El párroco miraba al P. José con asombro y admiración. Lo de hacer la escuela gratuita era una buena idea, pero había que buscar los recursos económicos. Los maestros tenían que comer, había que comprar plumas, papel, hacer bancos para escribir. No era tan fácil y, de hecho, nadie se había atrevido a hacer algo tan ambicioso. Y, además, con los pobres.
–Es una buena idea, P. Antonio. Dios, en su divina providencia, proveerá cuanto sea necesario con tal de que sirvamos con diligencia a los niños pobres. ¡No nos abandonará! Solo quiero su bendición para este proyecto.
–Confiemos en Dios, pues su entusiasmo me ha convencido. Disponga todo para que en septiembre ya comencemos gratis las escuelas.
No se daba cuenta el P. José de Calasanz de la trascendencia de esta decisión. Al ser gratuita, los niños llegaron a la parroquia de Santa Doroteo por decenas, hubo que buscar maestros y prepararlos, organizar las aulas por grados y buscar recursos económicos para mantener la escuela.
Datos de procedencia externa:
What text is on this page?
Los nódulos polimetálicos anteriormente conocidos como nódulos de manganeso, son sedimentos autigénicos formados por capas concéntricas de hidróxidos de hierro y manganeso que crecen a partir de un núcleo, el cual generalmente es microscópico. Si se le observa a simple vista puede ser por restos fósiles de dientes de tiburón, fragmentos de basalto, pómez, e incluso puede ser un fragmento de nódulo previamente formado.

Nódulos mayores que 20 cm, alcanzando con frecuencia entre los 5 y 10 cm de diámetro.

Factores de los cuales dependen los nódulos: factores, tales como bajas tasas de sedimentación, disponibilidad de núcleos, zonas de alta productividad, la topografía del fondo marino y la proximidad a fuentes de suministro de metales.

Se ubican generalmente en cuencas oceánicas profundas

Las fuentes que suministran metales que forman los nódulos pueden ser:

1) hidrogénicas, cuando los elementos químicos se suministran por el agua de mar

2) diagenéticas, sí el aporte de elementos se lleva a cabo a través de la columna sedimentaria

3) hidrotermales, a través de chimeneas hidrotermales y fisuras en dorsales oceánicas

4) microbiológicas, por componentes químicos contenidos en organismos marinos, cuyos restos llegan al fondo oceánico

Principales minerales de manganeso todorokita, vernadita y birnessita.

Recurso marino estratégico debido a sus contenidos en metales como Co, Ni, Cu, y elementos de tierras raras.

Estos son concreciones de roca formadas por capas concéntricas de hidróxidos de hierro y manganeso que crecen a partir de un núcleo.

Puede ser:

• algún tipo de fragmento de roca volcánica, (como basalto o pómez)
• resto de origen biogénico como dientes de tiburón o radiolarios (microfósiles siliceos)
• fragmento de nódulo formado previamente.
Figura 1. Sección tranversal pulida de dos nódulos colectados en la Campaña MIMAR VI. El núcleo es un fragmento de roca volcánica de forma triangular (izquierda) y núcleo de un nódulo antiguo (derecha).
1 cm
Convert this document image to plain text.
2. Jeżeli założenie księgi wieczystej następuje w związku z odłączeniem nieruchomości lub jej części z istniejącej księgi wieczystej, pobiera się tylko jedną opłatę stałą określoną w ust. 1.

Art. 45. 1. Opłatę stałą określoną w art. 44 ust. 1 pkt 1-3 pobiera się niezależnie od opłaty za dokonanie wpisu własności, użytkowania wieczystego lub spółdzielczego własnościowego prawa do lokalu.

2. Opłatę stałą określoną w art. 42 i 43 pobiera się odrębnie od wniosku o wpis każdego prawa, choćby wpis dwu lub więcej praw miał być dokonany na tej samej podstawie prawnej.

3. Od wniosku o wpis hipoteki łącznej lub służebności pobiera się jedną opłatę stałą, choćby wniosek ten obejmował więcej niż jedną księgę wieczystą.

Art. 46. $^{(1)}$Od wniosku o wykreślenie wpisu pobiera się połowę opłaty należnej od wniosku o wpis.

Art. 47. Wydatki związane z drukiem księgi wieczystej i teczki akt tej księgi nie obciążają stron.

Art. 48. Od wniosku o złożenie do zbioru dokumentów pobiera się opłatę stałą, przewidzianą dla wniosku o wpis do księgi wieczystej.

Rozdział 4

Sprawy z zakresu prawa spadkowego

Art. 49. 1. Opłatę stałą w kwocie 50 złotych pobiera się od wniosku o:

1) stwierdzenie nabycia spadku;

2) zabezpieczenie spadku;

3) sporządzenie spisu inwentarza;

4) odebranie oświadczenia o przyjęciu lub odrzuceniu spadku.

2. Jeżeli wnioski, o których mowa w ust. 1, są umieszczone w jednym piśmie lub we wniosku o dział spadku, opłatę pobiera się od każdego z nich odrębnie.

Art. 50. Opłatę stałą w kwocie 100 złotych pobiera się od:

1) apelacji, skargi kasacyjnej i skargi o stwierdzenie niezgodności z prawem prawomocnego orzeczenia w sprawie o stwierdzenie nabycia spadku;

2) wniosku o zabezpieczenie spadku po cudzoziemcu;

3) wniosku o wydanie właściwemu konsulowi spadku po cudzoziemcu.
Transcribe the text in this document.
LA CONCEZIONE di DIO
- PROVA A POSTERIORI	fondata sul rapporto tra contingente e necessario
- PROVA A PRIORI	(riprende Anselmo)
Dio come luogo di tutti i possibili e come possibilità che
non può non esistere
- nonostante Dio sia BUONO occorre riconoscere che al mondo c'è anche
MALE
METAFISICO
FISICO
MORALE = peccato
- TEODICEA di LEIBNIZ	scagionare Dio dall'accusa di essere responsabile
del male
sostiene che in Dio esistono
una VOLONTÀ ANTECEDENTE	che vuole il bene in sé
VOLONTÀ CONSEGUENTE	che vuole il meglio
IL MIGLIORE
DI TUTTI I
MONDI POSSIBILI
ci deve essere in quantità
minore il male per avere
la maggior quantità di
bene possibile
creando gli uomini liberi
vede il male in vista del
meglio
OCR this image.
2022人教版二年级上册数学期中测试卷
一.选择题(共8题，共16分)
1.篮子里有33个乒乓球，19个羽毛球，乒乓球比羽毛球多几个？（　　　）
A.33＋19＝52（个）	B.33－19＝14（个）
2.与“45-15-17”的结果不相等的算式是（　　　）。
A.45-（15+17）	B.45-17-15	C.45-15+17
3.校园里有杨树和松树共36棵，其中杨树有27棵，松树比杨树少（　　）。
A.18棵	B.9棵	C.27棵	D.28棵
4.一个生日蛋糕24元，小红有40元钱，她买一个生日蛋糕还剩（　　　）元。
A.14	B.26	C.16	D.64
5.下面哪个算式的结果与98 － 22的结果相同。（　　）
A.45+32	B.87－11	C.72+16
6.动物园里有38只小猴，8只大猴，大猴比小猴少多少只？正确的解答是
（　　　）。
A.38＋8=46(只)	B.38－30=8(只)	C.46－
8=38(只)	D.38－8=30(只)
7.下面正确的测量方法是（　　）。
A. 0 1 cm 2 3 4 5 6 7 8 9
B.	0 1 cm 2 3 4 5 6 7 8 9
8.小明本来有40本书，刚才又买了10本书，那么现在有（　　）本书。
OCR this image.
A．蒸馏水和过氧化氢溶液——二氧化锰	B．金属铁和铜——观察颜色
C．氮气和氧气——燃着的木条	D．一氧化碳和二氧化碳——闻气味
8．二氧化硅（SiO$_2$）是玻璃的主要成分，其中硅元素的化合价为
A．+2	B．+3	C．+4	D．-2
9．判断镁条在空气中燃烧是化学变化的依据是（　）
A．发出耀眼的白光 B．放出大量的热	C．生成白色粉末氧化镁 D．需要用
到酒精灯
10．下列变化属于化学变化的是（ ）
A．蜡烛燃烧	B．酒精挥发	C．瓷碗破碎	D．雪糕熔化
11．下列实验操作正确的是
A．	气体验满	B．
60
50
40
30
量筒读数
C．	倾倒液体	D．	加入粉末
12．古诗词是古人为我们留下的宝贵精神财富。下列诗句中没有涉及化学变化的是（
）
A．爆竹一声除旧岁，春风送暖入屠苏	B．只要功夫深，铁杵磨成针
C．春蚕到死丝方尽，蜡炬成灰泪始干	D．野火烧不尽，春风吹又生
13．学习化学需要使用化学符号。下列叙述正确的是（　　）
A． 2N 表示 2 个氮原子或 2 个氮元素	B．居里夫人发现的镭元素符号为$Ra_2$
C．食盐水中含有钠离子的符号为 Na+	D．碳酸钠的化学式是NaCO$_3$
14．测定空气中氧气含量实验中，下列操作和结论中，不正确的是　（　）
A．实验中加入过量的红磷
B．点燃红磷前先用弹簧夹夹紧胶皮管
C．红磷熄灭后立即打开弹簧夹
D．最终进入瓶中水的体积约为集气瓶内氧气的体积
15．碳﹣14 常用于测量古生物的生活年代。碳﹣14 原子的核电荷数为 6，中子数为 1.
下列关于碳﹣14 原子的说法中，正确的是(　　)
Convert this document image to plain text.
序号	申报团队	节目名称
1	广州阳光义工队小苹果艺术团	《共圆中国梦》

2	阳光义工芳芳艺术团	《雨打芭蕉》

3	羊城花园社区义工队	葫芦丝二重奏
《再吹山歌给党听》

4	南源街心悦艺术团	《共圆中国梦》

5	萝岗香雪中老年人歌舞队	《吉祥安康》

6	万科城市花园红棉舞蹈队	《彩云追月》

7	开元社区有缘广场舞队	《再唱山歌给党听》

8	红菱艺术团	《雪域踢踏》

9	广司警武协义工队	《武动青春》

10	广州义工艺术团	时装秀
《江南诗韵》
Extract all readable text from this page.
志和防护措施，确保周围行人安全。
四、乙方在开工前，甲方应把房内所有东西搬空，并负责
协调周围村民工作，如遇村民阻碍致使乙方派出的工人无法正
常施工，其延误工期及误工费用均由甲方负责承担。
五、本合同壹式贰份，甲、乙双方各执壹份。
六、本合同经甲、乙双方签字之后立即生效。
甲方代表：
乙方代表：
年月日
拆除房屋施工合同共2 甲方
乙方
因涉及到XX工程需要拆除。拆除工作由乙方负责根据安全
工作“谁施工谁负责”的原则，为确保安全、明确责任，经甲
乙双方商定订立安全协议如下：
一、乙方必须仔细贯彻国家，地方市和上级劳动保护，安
Gianluca, Pierino, Mario y tantos otros ya podían aprender bien a leer y escribir, los fundamentos de la gramática y la aritmética. En pocos años serían aptos para tener un oficio digno en cualquiera de las cancillerías de la ciudad, como contables en un negocio o ingresando con buen nivel en la universidad. Y, cuando eso sucediera, ya nunca más tendrían que pasar su vida en la calle dependiendo de las migajas que les daban los poderosos.
En el otoño de 1597 había comenzado la primera escuela popular cristiana de Europa en el Trastévere, un barrio de la periferia de Roma. Dios había escuchado por fin la voz de un pueblo pobre por el derecho a la educación de sus hijos. Y Dios envió al padre José de Calasanz para llevar a este pueblo a la tierra prometida.